Im Sommer 2020 hatte die polnische Regierung mit der Absicht, das Mediengesetz zu ihren Gunsten zu reformieren, in In- und Ausland für Empörung gesorgt, kurz vor Weihnachten wurde die Novelle des Gesetzes durch das polnische Parlament geschleust – das böse Erwachen kam für die Nationalkonservativen rund um den PiS-Vorsitzenden Jaroslaw Kaczynski nach dem Fest: ausgerechnet ihr mächtigster, wenn auch aufgrund des Amtes parteiloser Mann, Präsident Andrzej Duda, legte sein Veto gegen das neue Mediengesetz ein. „Ich weigere mich, die Änderung des Mediengesetzes zu unterzeichnen“, sagte der 49-Jährige in gewohnt energischer Manier.
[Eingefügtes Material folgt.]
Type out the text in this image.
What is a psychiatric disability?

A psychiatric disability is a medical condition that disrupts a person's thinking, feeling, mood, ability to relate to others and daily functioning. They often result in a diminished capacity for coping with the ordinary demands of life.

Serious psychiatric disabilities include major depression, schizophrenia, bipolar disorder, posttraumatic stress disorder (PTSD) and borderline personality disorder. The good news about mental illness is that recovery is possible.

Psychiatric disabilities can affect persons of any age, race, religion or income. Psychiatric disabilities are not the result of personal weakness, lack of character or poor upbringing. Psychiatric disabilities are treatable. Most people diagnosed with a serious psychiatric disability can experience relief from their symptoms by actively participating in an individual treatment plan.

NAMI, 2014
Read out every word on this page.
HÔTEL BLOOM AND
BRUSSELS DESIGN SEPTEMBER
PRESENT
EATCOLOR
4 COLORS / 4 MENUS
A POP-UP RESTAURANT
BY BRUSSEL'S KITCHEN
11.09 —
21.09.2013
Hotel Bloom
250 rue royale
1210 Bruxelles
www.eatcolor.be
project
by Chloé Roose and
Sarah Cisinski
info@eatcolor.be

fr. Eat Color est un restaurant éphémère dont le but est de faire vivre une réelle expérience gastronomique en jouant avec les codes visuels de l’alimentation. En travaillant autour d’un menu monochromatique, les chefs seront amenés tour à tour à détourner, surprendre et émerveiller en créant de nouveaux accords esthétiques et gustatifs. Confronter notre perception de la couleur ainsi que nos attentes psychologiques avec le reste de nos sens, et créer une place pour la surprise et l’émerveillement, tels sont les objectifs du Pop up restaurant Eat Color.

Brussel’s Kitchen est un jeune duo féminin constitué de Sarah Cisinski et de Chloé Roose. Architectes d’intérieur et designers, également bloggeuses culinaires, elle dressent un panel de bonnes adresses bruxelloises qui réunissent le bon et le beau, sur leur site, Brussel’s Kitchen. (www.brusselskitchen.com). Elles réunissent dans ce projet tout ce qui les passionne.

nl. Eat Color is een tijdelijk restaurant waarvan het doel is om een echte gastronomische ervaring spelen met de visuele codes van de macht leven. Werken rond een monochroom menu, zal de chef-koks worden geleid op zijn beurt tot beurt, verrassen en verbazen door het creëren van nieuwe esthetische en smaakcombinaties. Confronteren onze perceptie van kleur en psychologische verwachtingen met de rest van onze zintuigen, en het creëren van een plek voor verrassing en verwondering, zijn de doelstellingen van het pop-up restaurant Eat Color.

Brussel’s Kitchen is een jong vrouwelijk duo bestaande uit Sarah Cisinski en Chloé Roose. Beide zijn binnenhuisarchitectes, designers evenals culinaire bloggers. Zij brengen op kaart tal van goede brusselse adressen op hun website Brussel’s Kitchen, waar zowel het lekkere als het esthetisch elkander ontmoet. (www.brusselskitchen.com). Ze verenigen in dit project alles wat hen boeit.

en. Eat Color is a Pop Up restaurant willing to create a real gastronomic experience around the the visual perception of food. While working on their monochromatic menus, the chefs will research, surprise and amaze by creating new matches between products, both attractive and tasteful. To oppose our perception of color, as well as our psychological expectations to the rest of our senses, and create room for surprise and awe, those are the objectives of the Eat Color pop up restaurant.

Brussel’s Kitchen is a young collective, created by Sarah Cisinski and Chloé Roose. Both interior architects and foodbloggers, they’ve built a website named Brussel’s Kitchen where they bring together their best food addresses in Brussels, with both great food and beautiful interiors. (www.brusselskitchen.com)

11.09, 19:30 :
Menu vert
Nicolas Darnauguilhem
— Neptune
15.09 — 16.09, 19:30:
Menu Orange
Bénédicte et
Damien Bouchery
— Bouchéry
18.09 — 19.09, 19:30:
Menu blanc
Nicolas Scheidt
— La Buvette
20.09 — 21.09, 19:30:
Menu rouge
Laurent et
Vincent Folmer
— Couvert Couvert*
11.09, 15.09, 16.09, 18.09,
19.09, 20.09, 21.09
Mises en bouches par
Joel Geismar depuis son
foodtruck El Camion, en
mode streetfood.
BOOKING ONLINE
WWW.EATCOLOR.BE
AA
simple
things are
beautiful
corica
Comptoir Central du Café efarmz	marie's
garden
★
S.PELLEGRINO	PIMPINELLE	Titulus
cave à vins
Und: dass es in Polen ohnehin schon zu viele Konflikte und Streitereien gebe. Außerdem wolle er die Medienfreiheit und den Pluralismus schützen.
Begeisterung auf Seiten der Opposition
So groß die Enttäuschung bei vielen PiS-Politikern war, so groß war die Begeisterung auf Seiten der Opposition und bei Dudas Amtsvorgängern. Aber auch aus den Vereinigten Staaten kamen lobende Worte. Wenig überraschend. Zielte die von Kaczynski anvisierte Medienreform doch vor allem darauf, den privaten, Regierungs-kritischen Fernsehsender „TVN“, der zum amerikanischen „Discovery“-Konzern gehört, stillzulegen. Weshalb die Reform in den polnischen Medien gemeinhin als „Lex TVN“ bezeichnet wird.
Mit seinem Veto dürfte Duda deshalb nicht nur als Brückenbauer in Polen fungieren wollen, sondern auch als Brückenbauer in Richtung Amerika. Was die Staatsräson angesichts der Spannungen an der Ostgrenze Polens, der Inflation und steigender Preise auch gebietet. Dass die Anhänger Kaczynskis die Gefahr einer zunehmenden Isolation Polens so leichtfertig in Kauf nehmen, schockiert. Eine Chance, das Gesetz trotz Veto zustande zubringen, besteht aber nur theoretisch. Insofern hat Duda auch gegen seinen Mentor ein Veto eingelegt.